No ofício, o Cesa afirma que “a estrutura atual de cálculo e pagamento do bônus poderá ensejar a conclusão de que os conselheiros representantes da Fazenda Nacional julgarão a validade da exigência de multas cujo valor acabará repercutindo no montante de sua própria remuneração”.
“Tal situação suscita dúvida quanto à caracterização de interesse econômico ou financeiro direito ou indireto, fato que impediria o conselheiro de atuar no julgamento de recursos, nos termos do artigo 42, inciso II, do Regimento Interno do Carf”, diz o ofício.

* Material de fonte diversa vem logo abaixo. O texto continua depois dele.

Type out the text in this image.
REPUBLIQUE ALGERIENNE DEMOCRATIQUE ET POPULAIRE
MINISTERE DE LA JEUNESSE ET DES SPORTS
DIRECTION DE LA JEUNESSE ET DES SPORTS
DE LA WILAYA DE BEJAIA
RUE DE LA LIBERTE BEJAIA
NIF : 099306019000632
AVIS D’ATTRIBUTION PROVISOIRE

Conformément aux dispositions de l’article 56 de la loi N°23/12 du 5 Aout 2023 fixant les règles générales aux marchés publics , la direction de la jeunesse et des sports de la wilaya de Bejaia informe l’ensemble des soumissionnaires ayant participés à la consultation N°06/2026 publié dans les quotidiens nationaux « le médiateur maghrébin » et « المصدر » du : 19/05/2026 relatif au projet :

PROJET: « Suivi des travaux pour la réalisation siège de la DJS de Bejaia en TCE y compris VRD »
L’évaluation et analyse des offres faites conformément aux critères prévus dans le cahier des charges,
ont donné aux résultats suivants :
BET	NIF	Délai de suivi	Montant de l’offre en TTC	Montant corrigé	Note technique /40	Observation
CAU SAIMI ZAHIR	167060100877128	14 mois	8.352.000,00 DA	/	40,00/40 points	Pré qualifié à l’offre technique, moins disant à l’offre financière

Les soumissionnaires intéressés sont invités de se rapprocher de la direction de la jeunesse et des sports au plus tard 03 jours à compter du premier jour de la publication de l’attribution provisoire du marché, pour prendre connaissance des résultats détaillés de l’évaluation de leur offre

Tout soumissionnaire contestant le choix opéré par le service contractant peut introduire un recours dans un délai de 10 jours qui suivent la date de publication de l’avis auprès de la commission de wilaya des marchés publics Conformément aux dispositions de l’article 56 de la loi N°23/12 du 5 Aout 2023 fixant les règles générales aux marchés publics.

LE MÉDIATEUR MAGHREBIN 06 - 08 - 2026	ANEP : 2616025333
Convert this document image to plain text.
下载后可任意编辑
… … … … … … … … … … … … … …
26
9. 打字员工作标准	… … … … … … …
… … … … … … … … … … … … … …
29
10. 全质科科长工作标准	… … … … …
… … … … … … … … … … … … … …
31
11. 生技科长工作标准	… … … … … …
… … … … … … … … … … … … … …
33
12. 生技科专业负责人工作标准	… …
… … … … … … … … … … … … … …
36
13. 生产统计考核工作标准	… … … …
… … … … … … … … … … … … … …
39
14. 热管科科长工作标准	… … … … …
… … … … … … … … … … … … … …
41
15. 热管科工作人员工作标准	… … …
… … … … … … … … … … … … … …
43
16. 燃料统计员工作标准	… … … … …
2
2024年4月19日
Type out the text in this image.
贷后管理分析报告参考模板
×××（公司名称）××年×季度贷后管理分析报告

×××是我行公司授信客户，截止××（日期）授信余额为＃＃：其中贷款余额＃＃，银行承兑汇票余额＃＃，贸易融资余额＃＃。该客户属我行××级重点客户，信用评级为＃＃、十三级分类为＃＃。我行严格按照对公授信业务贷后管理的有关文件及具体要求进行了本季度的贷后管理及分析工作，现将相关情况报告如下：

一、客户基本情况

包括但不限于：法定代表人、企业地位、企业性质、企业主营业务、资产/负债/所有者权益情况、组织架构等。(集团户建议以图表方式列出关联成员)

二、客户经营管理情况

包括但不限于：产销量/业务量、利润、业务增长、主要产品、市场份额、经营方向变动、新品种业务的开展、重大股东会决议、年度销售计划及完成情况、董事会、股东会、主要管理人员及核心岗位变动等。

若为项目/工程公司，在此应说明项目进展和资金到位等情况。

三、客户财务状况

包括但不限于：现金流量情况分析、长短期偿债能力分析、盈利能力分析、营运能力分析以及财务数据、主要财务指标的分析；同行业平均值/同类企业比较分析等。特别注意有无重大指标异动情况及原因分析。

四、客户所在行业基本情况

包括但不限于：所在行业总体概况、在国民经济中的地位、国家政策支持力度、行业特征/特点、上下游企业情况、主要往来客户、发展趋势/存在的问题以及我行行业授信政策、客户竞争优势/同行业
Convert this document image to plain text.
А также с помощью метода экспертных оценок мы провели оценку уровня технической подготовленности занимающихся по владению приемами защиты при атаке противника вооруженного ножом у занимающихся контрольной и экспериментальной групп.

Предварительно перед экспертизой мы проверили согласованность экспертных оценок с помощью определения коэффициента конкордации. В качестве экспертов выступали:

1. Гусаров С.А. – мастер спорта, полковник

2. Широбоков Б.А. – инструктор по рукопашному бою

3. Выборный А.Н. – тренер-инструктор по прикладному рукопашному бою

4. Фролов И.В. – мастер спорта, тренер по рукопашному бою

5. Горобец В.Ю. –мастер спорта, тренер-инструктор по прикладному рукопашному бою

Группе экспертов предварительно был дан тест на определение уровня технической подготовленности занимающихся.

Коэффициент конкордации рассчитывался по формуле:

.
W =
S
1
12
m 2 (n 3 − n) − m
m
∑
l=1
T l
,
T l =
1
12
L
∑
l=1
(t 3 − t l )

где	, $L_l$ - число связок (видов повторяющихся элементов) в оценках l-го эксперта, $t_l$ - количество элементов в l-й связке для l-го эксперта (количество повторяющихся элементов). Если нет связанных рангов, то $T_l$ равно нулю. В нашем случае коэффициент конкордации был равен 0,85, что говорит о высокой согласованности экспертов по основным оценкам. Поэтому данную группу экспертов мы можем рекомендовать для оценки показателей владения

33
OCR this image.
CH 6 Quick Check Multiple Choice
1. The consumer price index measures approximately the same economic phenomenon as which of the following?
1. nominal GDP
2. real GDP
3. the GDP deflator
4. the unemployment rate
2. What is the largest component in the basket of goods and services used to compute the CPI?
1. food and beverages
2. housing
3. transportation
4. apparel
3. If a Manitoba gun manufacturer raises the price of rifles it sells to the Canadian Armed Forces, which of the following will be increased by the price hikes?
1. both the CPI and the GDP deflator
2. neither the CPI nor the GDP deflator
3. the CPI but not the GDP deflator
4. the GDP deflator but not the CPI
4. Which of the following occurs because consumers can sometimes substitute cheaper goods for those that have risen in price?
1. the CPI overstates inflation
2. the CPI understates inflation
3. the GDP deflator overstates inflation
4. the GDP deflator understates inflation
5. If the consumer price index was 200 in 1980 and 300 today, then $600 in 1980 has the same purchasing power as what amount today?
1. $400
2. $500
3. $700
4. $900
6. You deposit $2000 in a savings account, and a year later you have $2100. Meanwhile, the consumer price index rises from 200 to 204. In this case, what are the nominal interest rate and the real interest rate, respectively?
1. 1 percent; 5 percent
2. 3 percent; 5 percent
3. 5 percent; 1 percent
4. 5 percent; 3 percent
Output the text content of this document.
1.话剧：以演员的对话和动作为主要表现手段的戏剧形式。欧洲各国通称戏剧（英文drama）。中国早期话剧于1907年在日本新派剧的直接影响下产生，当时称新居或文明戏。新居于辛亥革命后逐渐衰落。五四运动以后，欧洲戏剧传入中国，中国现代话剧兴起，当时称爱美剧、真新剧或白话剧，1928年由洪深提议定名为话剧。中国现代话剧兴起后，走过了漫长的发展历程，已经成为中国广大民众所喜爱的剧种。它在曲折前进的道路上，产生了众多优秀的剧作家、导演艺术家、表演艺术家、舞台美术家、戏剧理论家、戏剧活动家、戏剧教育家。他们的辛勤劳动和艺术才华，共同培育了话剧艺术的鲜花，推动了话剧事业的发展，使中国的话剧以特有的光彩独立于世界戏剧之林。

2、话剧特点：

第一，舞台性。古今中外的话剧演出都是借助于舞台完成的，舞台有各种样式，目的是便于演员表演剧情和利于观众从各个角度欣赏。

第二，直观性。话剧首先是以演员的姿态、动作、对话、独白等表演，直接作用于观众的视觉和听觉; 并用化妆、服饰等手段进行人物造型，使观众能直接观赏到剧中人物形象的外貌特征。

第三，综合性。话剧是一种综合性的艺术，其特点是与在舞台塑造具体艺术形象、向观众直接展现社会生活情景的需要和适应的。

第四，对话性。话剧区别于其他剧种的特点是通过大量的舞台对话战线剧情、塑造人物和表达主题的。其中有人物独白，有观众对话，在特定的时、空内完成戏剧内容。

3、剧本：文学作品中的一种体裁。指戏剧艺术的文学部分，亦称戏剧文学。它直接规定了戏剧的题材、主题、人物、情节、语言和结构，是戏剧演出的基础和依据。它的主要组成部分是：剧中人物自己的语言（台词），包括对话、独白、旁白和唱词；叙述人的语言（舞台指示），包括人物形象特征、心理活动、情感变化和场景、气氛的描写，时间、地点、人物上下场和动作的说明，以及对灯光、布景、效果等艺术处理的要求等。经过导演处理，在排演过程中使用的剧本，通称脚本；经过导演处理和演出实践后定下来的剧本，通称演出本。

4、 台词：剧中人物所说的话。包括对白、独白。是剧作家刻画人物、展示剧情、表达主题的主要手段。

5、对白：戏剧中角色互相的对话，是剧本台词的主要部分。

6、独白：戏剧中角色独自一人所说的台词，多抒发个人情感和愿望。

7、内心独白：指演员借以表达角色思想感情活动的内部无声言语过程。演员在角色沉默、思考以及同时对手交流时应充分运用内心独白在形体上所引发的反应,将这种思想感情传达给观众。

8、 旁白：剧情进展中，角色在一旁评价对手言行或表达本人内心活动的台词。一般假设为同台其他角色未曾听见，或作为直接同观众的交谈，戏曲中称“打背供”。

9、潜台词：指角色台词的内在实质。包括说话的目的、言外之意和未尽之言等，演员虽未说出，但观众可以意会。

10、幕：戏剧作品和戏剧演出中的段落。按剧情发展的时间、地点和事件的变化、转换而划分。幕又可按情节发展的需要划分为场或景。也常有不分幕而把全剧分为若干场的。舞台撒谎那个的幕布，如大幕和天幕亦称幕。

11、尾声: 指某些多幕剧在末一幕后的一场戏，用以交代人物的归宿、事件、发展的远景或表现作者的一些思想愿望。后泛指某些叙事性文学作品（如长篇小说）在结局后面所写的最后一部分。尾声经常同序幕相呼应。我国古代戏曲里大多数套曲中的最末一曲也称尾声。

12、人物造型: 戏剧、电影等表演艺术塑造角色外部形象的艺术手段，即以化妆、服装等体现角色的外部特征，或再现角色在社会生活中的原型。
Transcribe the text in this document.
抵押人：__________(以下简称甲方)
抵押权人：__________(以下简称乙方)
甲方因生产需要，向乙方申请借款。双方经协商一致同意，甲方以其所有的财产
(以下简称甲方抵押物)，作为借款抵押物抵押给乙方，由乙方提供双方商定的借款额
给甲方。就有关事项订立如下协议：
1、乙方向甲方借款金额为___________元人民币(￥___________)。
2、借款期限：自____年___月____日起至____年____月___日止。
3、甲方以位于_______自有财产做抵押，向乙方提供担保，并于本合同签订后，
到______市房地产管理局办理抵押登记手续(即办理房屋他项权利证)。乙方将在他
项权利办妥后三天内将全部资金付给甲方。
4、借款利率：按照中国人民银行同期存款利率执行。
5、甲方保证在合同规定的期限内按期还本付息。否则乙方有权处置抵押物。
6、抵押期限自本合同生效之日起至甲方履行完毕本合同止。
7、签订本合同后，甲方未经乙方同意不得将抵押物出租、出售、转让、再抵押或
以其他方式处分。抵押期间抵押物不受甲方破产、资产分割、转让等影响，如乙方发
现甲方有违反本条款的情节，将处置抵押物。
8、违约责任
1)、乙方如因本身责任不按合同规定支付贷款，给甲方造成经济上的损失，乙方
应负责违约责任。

O Cesa é uma associação que reúne mais de 800 escritórios e promove discussões, pesquisas e ações em prol do mercado da advocacia. No documento enviado ao Carf, a entidade pede a suspensão dos julgamentos para não haver prejuízos a seus resultados, já que os impedimentos dos conselheiros auditores pode ser alegado individualmente, e os julgados podem ser questionados na Justiça, justamente por conta da parcialidade dos julgadores.
“Seria recomendável a suspensão das sessões de julgamento do Carf, a fim de que os órgãos de assessoria jurídica do Poder Executivo fossem consultados e que, uma vez confirmada a hipótese de impedimento suscitada, o problema fosse devidamente equacionado”, diz o Cesa. A sugestão é a criação de uma forma alternativa de pagamento do bônus a auditores que sejam ou tenham sido conselheiros do Carf.
O órgão esteve parado durante mais de um mês entre a virada de 2016 para 2017 por conta de uma greve de auditores fiscais. As sessões de julgamento começaram a ser retomadas nesta semana. Por meio da Assessoria de Imprensa, o Carf informou que não comentará o assunto.
O “bônus de eficiência”, aliás, foi criado em maio e é resultado de uma negociação entre os sindicatos de auditores e o governo — foi incluído em projeto de lei em trâmite na Câmara. Com a medida provisória, o governo federal atropelou a discussão legislativa para instituir logo o bônus, já que não pretende dar aumento salarial aos auditores.